Figure 4.. LIDAR detects full-length tRNAs and tDRs with blocked 3’ ends

(A) Top: schematic of RNAs with possible blocked 3’ ends (Cp: 2’-3’ cyclic phosphate; AA: amino acid; ?: unknown). Bottom: only RNAs (red) with free 3’ ends can be efficiently cloned by both ligation-based protocols and LIDAR. RNA with blocked 3’ ends can only be captured by LIDAR. (B) Barplot of reads per million (RPM) ratio of sequences mapping to 3’ biotinylated (blocked) vs. 3’OH synthetic 20 nts RNA in LIDAR and ligation libraries. (C) Average (n = 3) size distribution of all reads mapping to tRNAs, expressed as a % of all tRNA reads, in LIDAR (blue, top) or ligation-based (grey, bottom) libraries from ESC RNA < 200 nts. (D) Average coverage and representation of ESC tRNA anticodons (color-coded) in LIDAR (left) or ligation (right) libraries from ESC RNA < 200 nts. v, collapsed variable loop position. Data from 3 biological replicates. (E) Scheme for the enrichment of RNA with blocked 3’ ends. Input RNAs with 3’OH, 3’P, and 2’-3’cP (cP) were end-repaired with T4 PNK and polyadenylated using E. coli PAP The artificially polyadenylated RNAs were removed via oligo-dT beads (B). RNA with blocked 3’ end were not polyadenylated and remained unbound in the flow-through (FT). (F) Urea PAGE of total and < 200 nts ESC blocked RNA (FT) isolated using the method represented in Fig. 4E. 100% Input (In) and polyA bound (B) fractions loaded as controls. (G) Heatmap of z-score normalized TPM expression of differentially expressed (adj. p < 0.05) snoRNA miRNA, and tRNA between LIDAR libraries from all and blocked ESC total RNA. Z-score normalized expression in ligation-based libraries from unfractionated (all) ESC RNA is also shown. (H) Volcano plot showing log2 fold-change in frequency, calculated over all reads mapping to tDRs of 3’-tRF and 3’-tiRNA isoencoders between LiDAR libraries from all < 200 nt RNA (n = 3) vs blocked (n = 2) RNA from ESC. Comparisons with adjusted p value < 0.05 are colored according to their anticodon. (I) Read density of LIDAR (from all or blocked ESC RNA < 200 nts) and ligation-based libraries on two example tRNAs.

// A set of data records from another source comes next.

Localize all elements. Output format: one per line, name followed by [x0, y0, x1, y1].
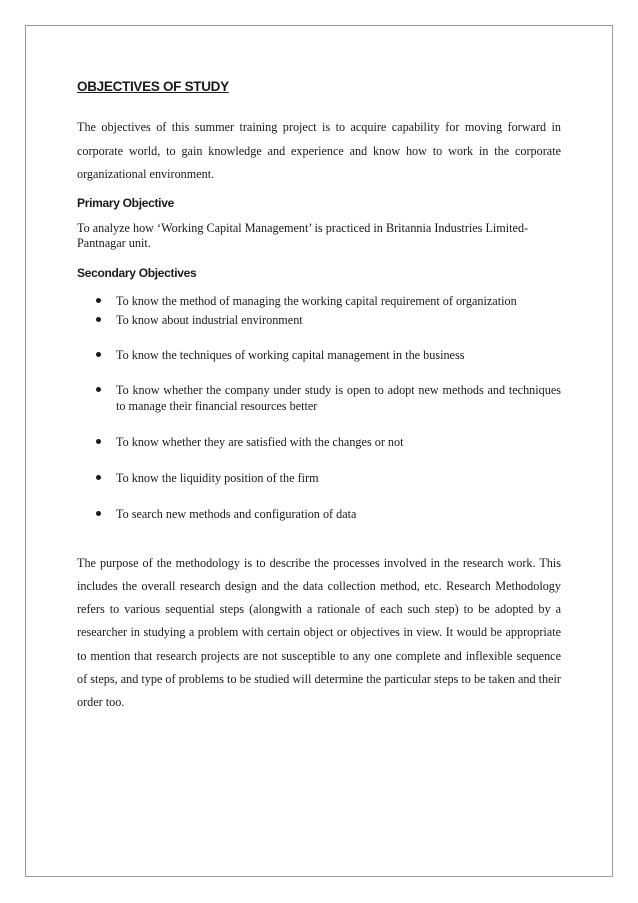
list-item — [77, 293, 561, 309]
intro-paragraph: The objectives of this summer training project is to acquire capability for moving forward in corporate world, to gain knowledge and experience and know how to work in the corporate organizational environment. — [77, 120, 561, 181]
page-title: OBJECTIVES OF STUDY — [77, 79, 229, 94]
list-item-text: To know whether the company under study is open to adopt new methods and techniques to manage their financial resources better — [116, 382, 561, 413]
primary-objective-heading: Primary Objective — [77, 195, 174, 210]
list-item — [77, 506, 561, 522]
bullet-icon — [96, 317, 101, 322]
list-item — [77, 382, 561, 414]
methodology-paragraph: The purpose of the methodology is to describe the processes involved in the research work. This includes the overall research design and the data collection method, etc. Research Methodology refers to various sequential steps (alongwith a rationale of each such step) to be adopted by a researcher in studying a problem with certain object or objectives in view. It would be appropriate to mention that research projects are not susceptible to any one complete and inflexible sequence of steps, and type of problems to be studied will determine the particular steps to be taken and their order too. — [77, 555, 561, 710]
document-body — [77, 78, 561, 715]
list-item — [77, 470, 561, 486]
list-item-text: To know the techniques of working capital management in the business — [116, 347, 465, 362]
secondary-objectives-heading: Secondary Objectives — [77, 265, 197, 280]
list-item — [77, 434, 561, 450]
bullet-icon — [96, 475, 101, 480]
primary-objective-text: To analyze how ‘Working Capital Management’ is practiced in Britannia Industries Limited- Pantnagar unit. — [77, 220, 529, 250]
bullet-icon — [96, 511, 101, 516]
bullet-icon — [96, 387, 101, 392]
secondary-objectives-list — [77, 293, 561, 522]
list-item-text: To know the liquidity position of the firm — [116, 470, 319, 485]
list-item — [77, 347, 561, 363]
list-item-text: To know the method of managing the working capital requirement of organization — [116, 293, 517, 308]
bullet-icon — [96, 352, 101, 357]
bullet-icon — [96, 439, 101, 444]
list-item-text: To know whether they are satisfied with the changes or not — [116, 434, 404, 449]
bullet-icon — [96, 298, 101, 303]
list-item-text: To search new methods and configuration of data — [116, 506, 357, 521]
list-item — [77, 312, 561, 328]
list-item-text: To know about industrial environment — [116, 312, 303, 327]
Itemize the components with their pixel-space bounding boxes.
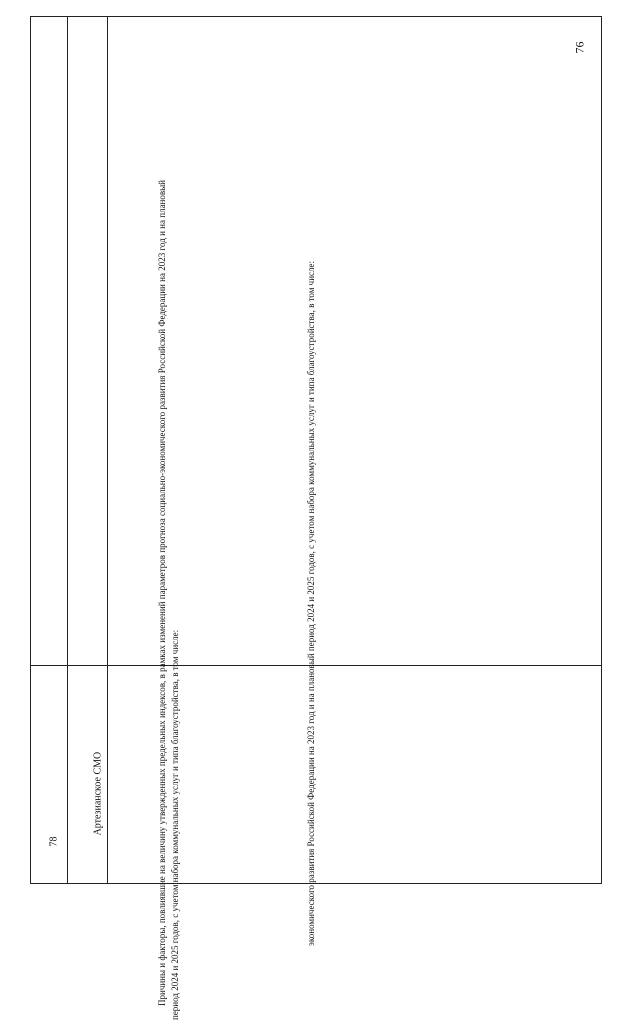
upper-cell-fragment: экономического развития Российской Федерации на 2023 год и на плановый период 2024 и 2025 годов, с учетом набора коммунальных услуг и типа благоустройства, в том числе: xyxy=(306,261,316,946)
row-number: 78 xyxy=(48,836,60,847)
column-divider xyxy=(67,17,68,883)
page-number: 76 xyxy=(572,41,587,54)
lower-cell-text xyxy=(156,180,496,1020)
column-divider xyxy=(107,17,108,883)
lower-cell-fragment: Причины и факторы, повлиявшие на величину утвержденных предельных индексов, в рамках изменений параметров прогноза социально-экономического развития Российской Федерации на 2023 год и на плановый период 2024 и 2025 годов, с учетом набора коммунальных услуг и типа благоустройства, в том числе: xyxy=(157,180,180,1020)
municipality-name: Артезианское СМО xyxy=(92,751,104,836)
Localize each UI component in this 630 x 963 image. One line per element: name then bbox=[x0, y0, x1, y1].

Figure 5.. Sperm contains full-length tRNAs and 30–40 nts 3’ tDRs

(A) Average (n = 2) biotype distribution of ncRNAs, expressed as % of mapped reads, in LIDAR from sperm RNA before or after enriching for blocked RNA and in ligation-based libraries. (B) Average (n = 2) size distribution of reads mapping to cytosolic or mitochondrial tRNAs, expressed as % of reads of all tRNA reads. Libraries obtained with LIDAR from all or blocked sperm RNA are shown as well as ligation-based libraries. (C) Average (n = 2) tDR distribution, expressed as % of reads mapping to any tDR, in LIDAR from all sperm RNA, blocked RNA, or ligation-based libraries. (D) Read density of LIDAR (from all or blocked sperm RNA) or ligation-based libraries on three example tRNAs. (E) Volcano plot showing log2 fold-change for LIDAR libraries on blocked vs. all RNA from sperm of individual 3’ tDRs (tRFs and tiRNAs) from isoencoders. Fragments for which the comparison has an adjusted p value < 0.05 are colored according to their anticodon.